Jean Balthaser

Biographical details
- Education: West Chester State College

Coaching career (HC unless noted)

Women's basketball
- 1968–1975: Holy Name HS (PA)
- 1975–1977: Pittsburgh (assistant)
- 1977–1980: Pittsburgh
- 1980–1985: UConn

Administrative career (AD unless noted)
- 1971–1975: Holy Name HS (PA) (asst. AD)

Head coaching record
- Overall: 99–128 (.436)

= Jean Balthaser =

American basketball coach

Jean Balthaser is an American former basketball coach who was the head coach of the Pittsburgh Panthers women's basketball team from 1977 to 1980 and the UConn Huskies women's basketball team from 1980 to 1985.

==Early life==
Balthaser graduated from Reading Central Catholic High School in 1964 and West Chester State College in 1968.

==Coaching==
In 1968, Balthaser was hired to coach the girl's basketball, field hockey, and track and field teams at Holy Name High School in Reading, Pennsylvania.
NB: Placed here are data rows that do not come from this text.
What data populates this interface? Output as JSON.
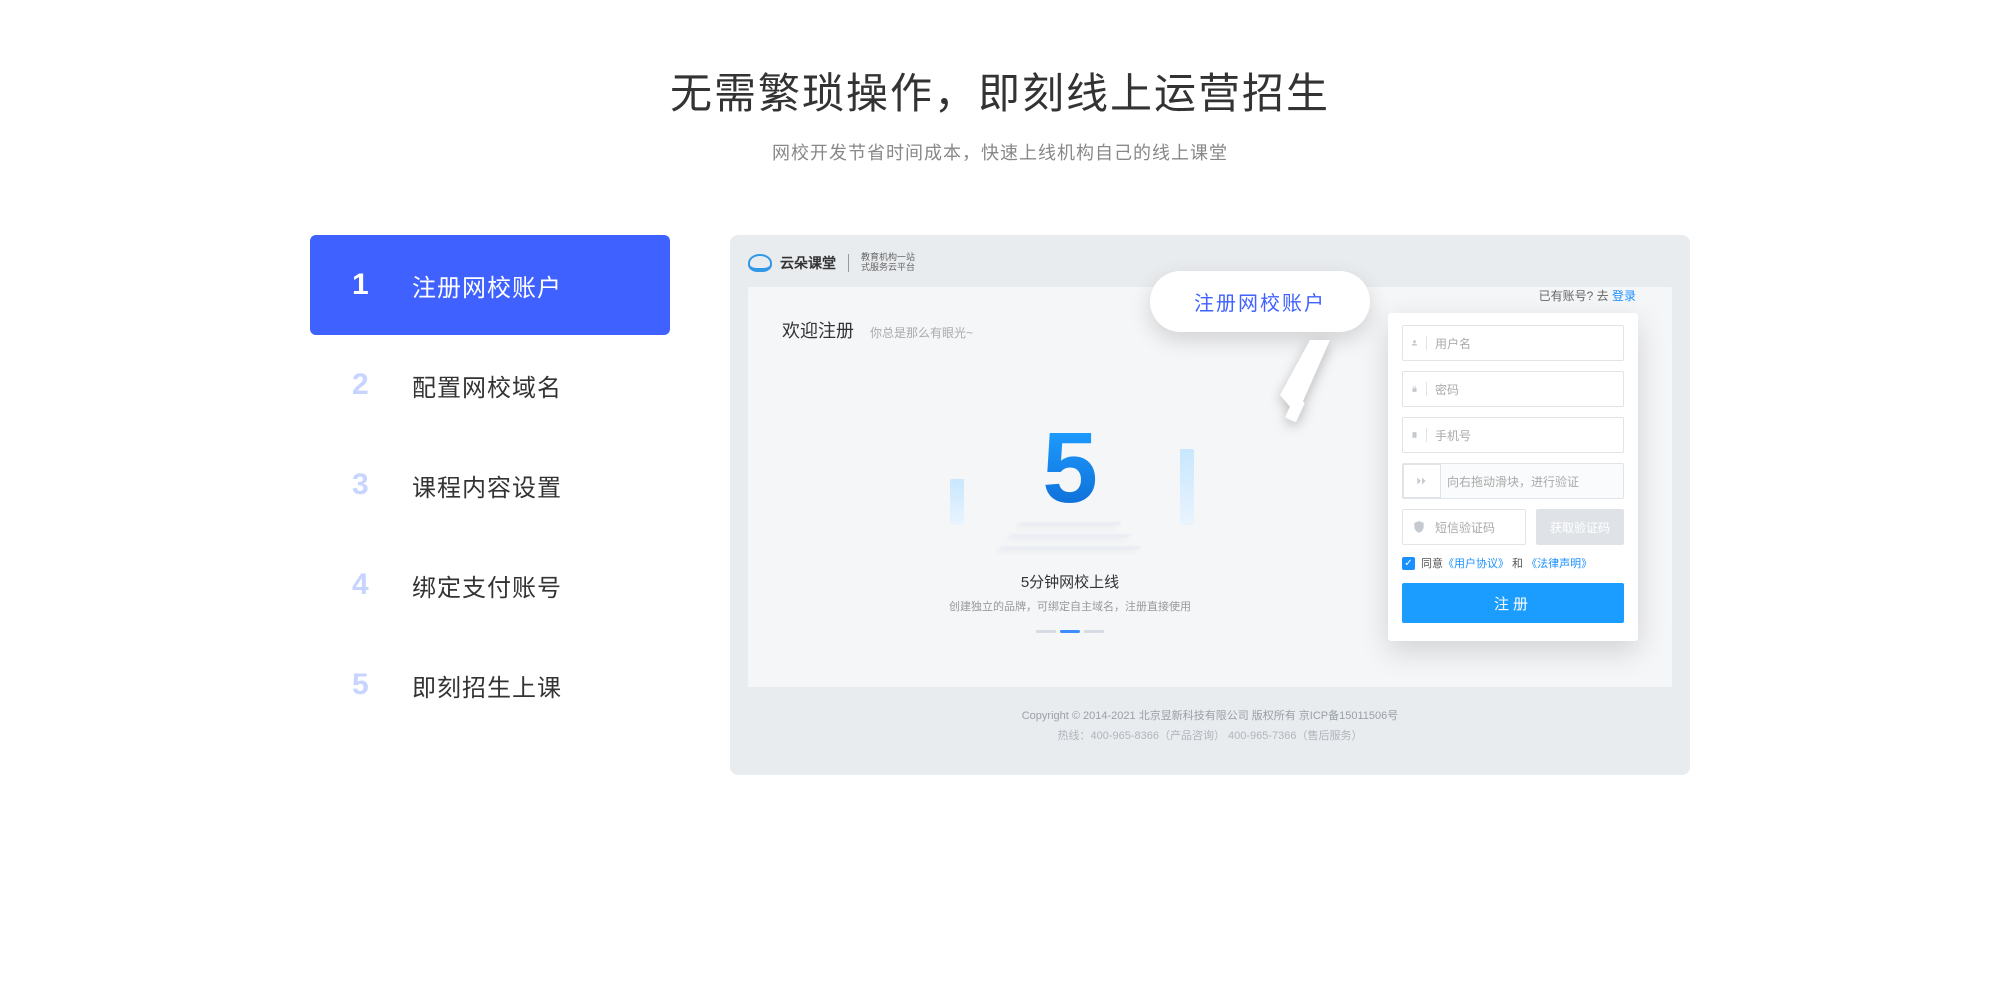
{
  "headline": {
    "title": "无需繁琐操作，即刻线上运营招生",
    "subtitle": "网校开发节省时间成本，快速上线机构自己的线上课堂"
  },
  "steps": [
    {
      "num": "1",
      "label": "注册网校账户",
      "active": true
    },
    {
      "num": "2",
      "label": "配置网校域名",
      "active": false
    },
    {
      "num": "3",
      "label": "课程内容设置",
      "active": false
    },
    {
      "num": "4",
      "label": "绑定支付账号",
      "active": false
    },
    {
      "num": "5",
      "label": "即刻招生上课",
      "active": false
    }
  ],
  "mock": {
    "brand": {
      "name": "云朵课堂",
      "sub1": "教育机构一站",
      "sub2": "式服务云平台"
    },
    "welcome_title": "欢迎注册",
    "welcome_sub": "你总是那么有眼光~",
    "center_big": "5",
    "center_line1": "5分钟网校上线",
    "center_line2": "创建独立的品牌，可绑定自主域名，注册直接使用",
    "login_hint_pre": "已有账号? 去 ",
    "login_hint_link": "登录",
    "fields": {
      "username": "用户名",
      "password": "密码",
      "phone": "手机号",
      "slider": "向右拖动滑块，进行验证",
      "smscode": "短信验证码",
      "getcode": "获取验证码"
    },
    "agree_pre": "同意",
    "agree_link1": "《用户协议》",
    "agree_mid": " 和 ",
    "agree_link2": "《法律声明》",
    "submit": "注册",
    "bubble": "注册网校账户",
    "footer_line1": "Copyright © 2014-2021 北京昱新科技有限公司 版权所有   京ICP备15011506号",
    "footer_line2": "热线：400-965-8366（产品咨询）  400-965-7366（售后服务）"
  }
}
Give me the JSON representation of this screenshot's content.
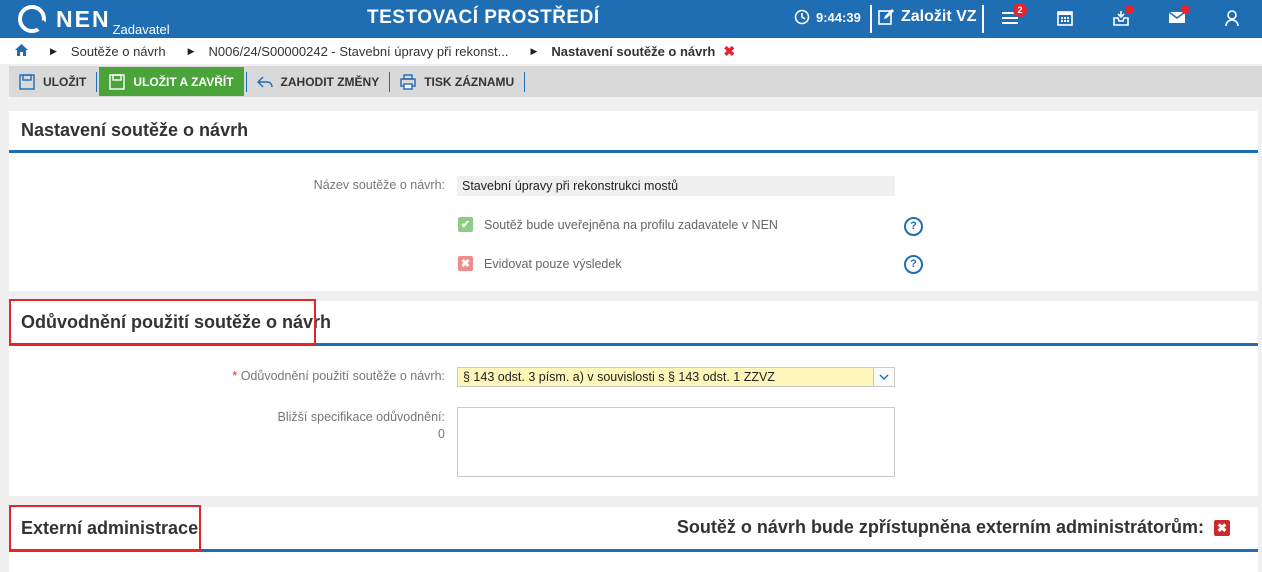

Her basketball teams won the Suburban Catholic League title in 1972 and the Diocese of Allentown championship in 1973. She was also the school's assistant athletic director from 1971 to 1975.

In 1975, Balthaser became an assistant to Pittsburgh women's basketball coach Pat Wallace. Wallace was let go in 1977 and Balthaser was chosen to succeed her. Pitt had a 47–40 record and made the EAIAW women's basketball tournament every year in Balthaser's three seasons as head coach.

In 1980, Balthaser left Pitt to become the women's basketball coach at UConn. The Huskies finished 16–14 in Balthaser's first year as head coach. It was the first season with a winning record in the program's history. UConn failed to match that success and Balthaser resigned after a 9–18 1984–85 season, citing a desire to change careers. Her overall record at UConn is 52–88.